Not only is Mesnage helping the travel sector increase sales using AI, the innovation leader is seeing that sector adopt AI for the improvement of its business models and to reduce the risk to the travelers they serve in these fraught political times.

“Organizations are using AI to reduce risk for their travelers, so risk data from a variety of sources can be added to the risk modelling data the traveler operates,” she says. Adding that this can have an impact on insurance and a range of other travel related services.

Interesting Business

Improving the customer experience for travelers, or home-owners heating a home will have major benefits for the staff of organizations. CXOs tasked with driving up the margin of a business or responding to online challengers can fail to realize that AI has the potential to improve the livelihoods of those that work for an organization. Improved working conditions is highly likely to improve the margin of a business.

“Robotic Process Automation, chatbots and recommendation engines are not cutting edge and that’s okay, they are good for business,” adds Ward-Dutton. In his research, Ward-Dutton finds that across Europe organizations are using AI to “counter skills and resource issues” in their organizations. A number of leading economies are experiencing record low levels of productivity and some industry observers have put this down to existing teams being overstretched, leading to lower moral and therefore poorer productivity. Global recruitment organization Alexander Mann Solutions and UK based bakery Hovis use AI to streamline administrative processes and free up team members’ time.

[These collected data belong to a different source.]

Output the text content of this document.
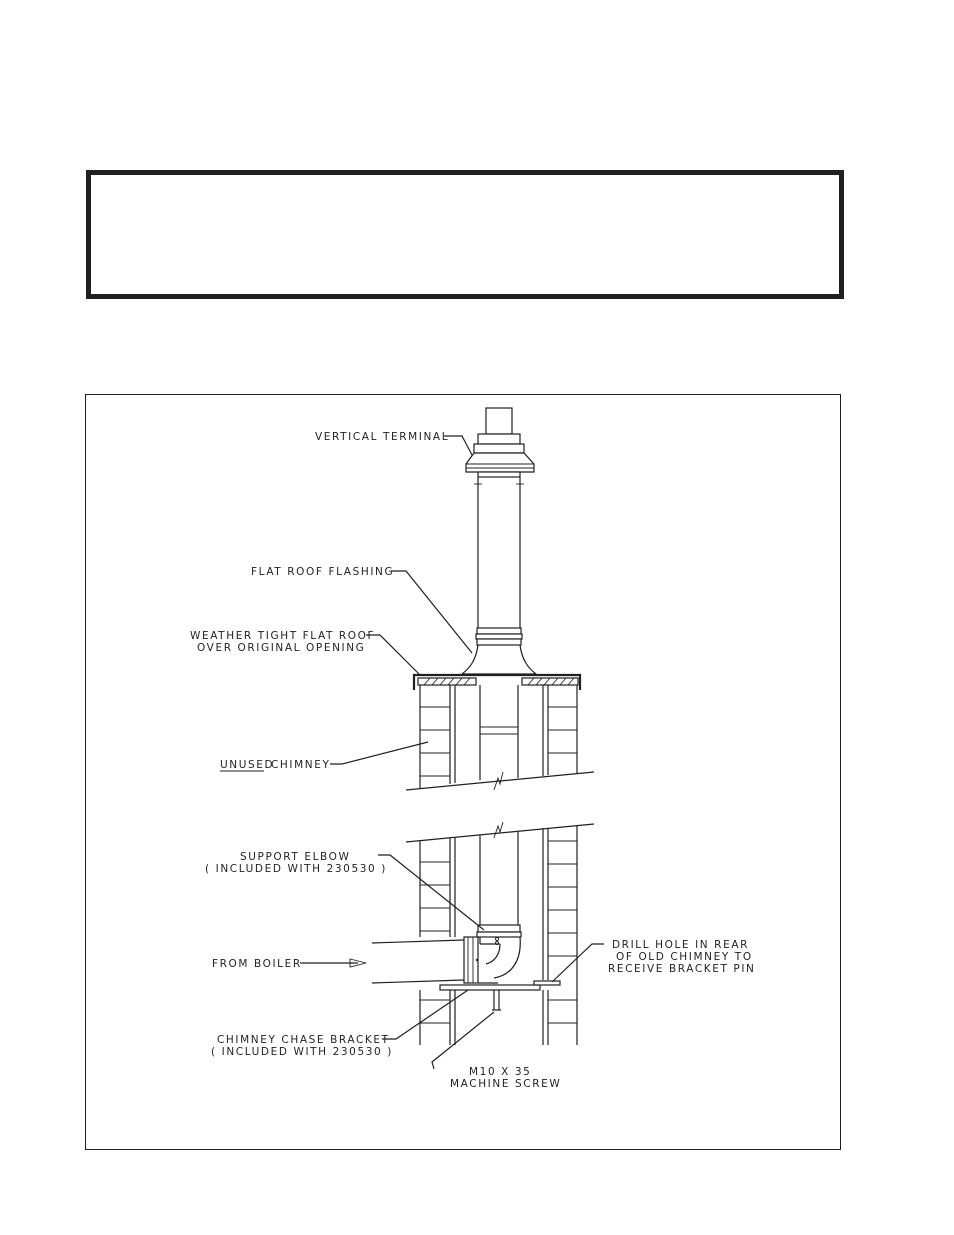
VERTICAL TERMINAL
FLAT ROOF FLASHING
WEATHER TIGHT FLAT ROOF
OVER ORIGINAL OPENING
UNUSED
CHIMNEY
SUPPORT ELBOW
( INCLUDED WITH 230530 )
FROM BOILER
DRILL HOLE IN REAR
OF OLD CHIMNEY TO
RECEIVE BRACKET PIN
CHIMNEY CHASE BRACKET
( INCLUDED WITH 230530 )
M10 X 35
MACHINE SCREW
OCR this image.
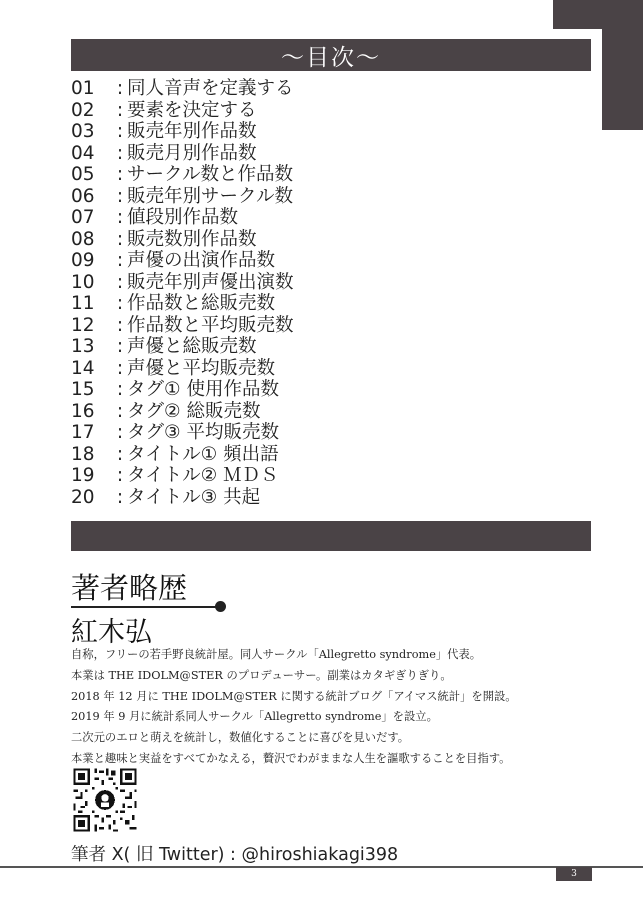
〜目次〜
01 : 同人音声を定義する
02 : 要素を決定する
03 : 販売年別作品数
04 : 販売月別作品数
05 : サークル数と作品数
06 : 販売年別サークル数
07 : 値段別作品数
08 : 販売数別作品数
09 : 声優の出演作品数
10 : 販売年別声優出演数
11 : 作品数と総販売数
12 : 作品数と平均販売数
13 : 声優と総販売数
14 : 声優と平均販売数
15 : タグ① 使用作品数
16 : タグ② 総販売数
17 : タグ③ 平均販売数
18 : タイトル① 頻出語
19 : タイトル② ＭＤＳ
20 : タイトル③ 共起
著者略歴
紅木弘
自称，フリーの若手野良統計屋。同人サークル「Allegretto syndrome」代表。
本業は THE IDOLM@STER のプロデューサー。副業はカタギぎりぎり。
2018 年 12 月に THE IDOLM@STER に関する統計ブログ「アイマス統計」を開設。
2019 年 9 月に統計系同人サークル「Allegretto syndrome」を設立。
二次元のエロと萌えを統計し，数値化することに喜びを見いだす。
本業と趣味と実益をすべてかなえる，贅沢でわがままな人生を謳歌することを目指す。
筆者 X( 旧 Twitter) : @hiroshiakagi398
3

IDC’s research also indicates that 50% of its respondents are using AI for compliance. Organizations with low productivity or over extended workforces can quickly find themselves failing to meet the regulatory obligations a vertical market or geography demands.

Positive as these AI opportunities are for organizations, Alistair Maughan, a technology lawyer with the global law firm Morrison Foerster advises the CXO community to be very clear about what the moral guidelines of the organization is in terms of its usage of customer and employee data. The London based Legal Eagle also reminds CXOs to be very careful of the implications and relationships their organization has with major AI providers such as Google. The approach to data by technology pioneering companies can differ greatly to the view of data from a business traveler, electricity consumer or patient.

Author Ian McEwan sums up the predicament of the CXO team and society when it comes to AI, “We’re a long, long way from making an artificial human that is just as complicated and faulty and wonderful as we are, but we’re already on the edge of that vast ocean,” he says in an interview about his latest novel.

"We’re a long, long way from making an artificial human that is just as complicated and faulty and wonderful as we are, but we’re already on the edge of that vast ocean."